Segundo aponta o coordenador do movimento, Carlos Figueiredo, a ideia é fortalecer a população negra da cidade e reduzir o preconceito. “Há um preconceito contra o negro em Apucarana que, aos poucos, estamos conseguindo quebrar. Falta muita coisa ainda a ser feita pela comunidade negra em Apucarana. Uma delas é uma maior representatividade. Por isso, seja quem for o candidato escolhido pelos membros da entidade, o importante é termos apoio à nossa causa”, explica.

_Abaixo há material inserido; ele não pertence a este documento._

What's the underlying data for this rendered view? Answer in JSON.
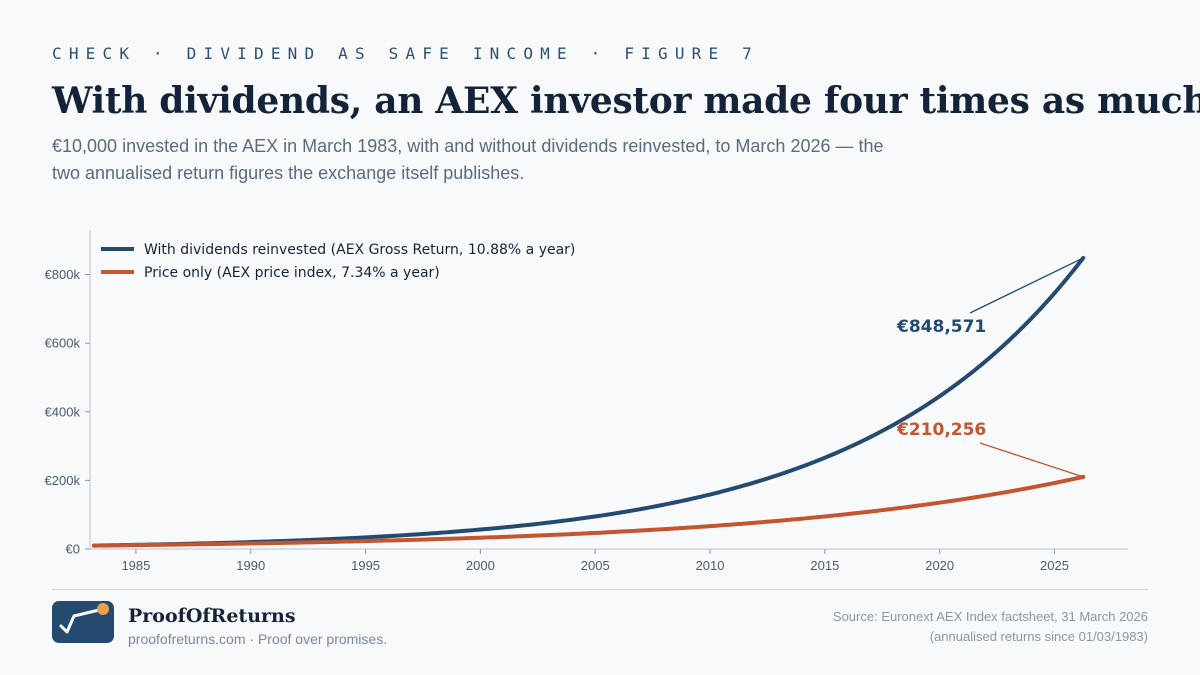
{
  "header": {
    "eyebrow": "CHECK · DIVIDEND AS SAFE INCOME · FIGURE 7",
    "title": "With dividends, an AEX investor made four times as much.",
    "subtitle": "€10,000 invested in the AEX in March 1983, with and without dividends reinvested, to March 2026 — the two annualised return figures the exchange itself publishes."
  },
  "chart_data": {
    "type": "line",
    "start_value": 10000,
    "start_year": 1983.17,
    "end_year": 2026.25,
    "xlim": [
      1983,
      2028.2
    ],
    "ylim": [
      0,
      930000
    ],
    "x_ticks": [
      1985,
      1990,
      1995,
      2000,
      2005,
      2010,
      2015,
      2020,
      2025
    ],
    "x_tick_labels": [
      "1985",
      "1990",
      "1995",
      "2000",
      "2005",
      "2010",
      "2015",
      "2020",
      "2025"
    ],
    "y_ticks": [
      0,
      200000,
      400000,
      600000,
      800000
    ],
    "y_tick_labels": [
      "€0",
      "€200k",
      "€400k",
      "€600k",
      "€800k"
    ],
    "legend_position": "top-left",
    "series": [
      {
        "name": "With dividends reinvested (AEX Gross Return, 10.88% a year)",
        "annual_return": 0.1088,
        "end_value": 848571,
        "end_label": "€848,571",
        "color": "#244a70"
      },
      {
        "name": "Price only (AEX price index, 7.34% a year)",
        "annual_return": 0.0734,
        "end_value": 210256,
        "end_label": "€210,256",
        "color": "#c4552e"
      }
    ]
  },
  "footer": {
    "brand_name": "ProofOfReturns",
    "brand_tagline": "proofofreturns.com · Proof over promises.",
    "source_line1": "Source: Euronext AEX Index factsheet, 31 March 2026",
    "source_line2": "(annualised returns since 01/03/1983)"
  }
}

O Grupo Macone foi formado em 2001 em Apucarana e realiza ações de conscientização na sociedade em geral e orientações à comunidade negra local. Em sua página de divulgação nas redes sociais, a entidade cita dez finalidades principais de atuação. Dentre elas, pode-se destacar duas que podem movimentar as ações políticas dos integrantes: a defesa da comunidade negra e suas prerrogativas; e a ação através de políticas públicas afirmativas que objetivam a correção de distorções na sociedade.
Apesar da mobilização ter caráter de união, Carlos reforça que a adesão não é compulsória. Segundo ele, desde a formação do Macone, os integrantes têm total liberdade de ação no contexto político. “Tem gente que pode apoiar o que pensa o grupo, mas todos são livres para aderir a outros pensamentos”, enfatiza.
De acordo com estudo feito pela professora Leonirce Mareze em 2010, apenas dois negros foram eleitos para a Câmara de Vereadores de Apucarana desde a emancipação do município até aquele ano. O primeiro foi o advogado Domingos Ribeiro da Silva, na década de 1970. O segundo, foi o então metalúrgico Natal Batista, em 2004.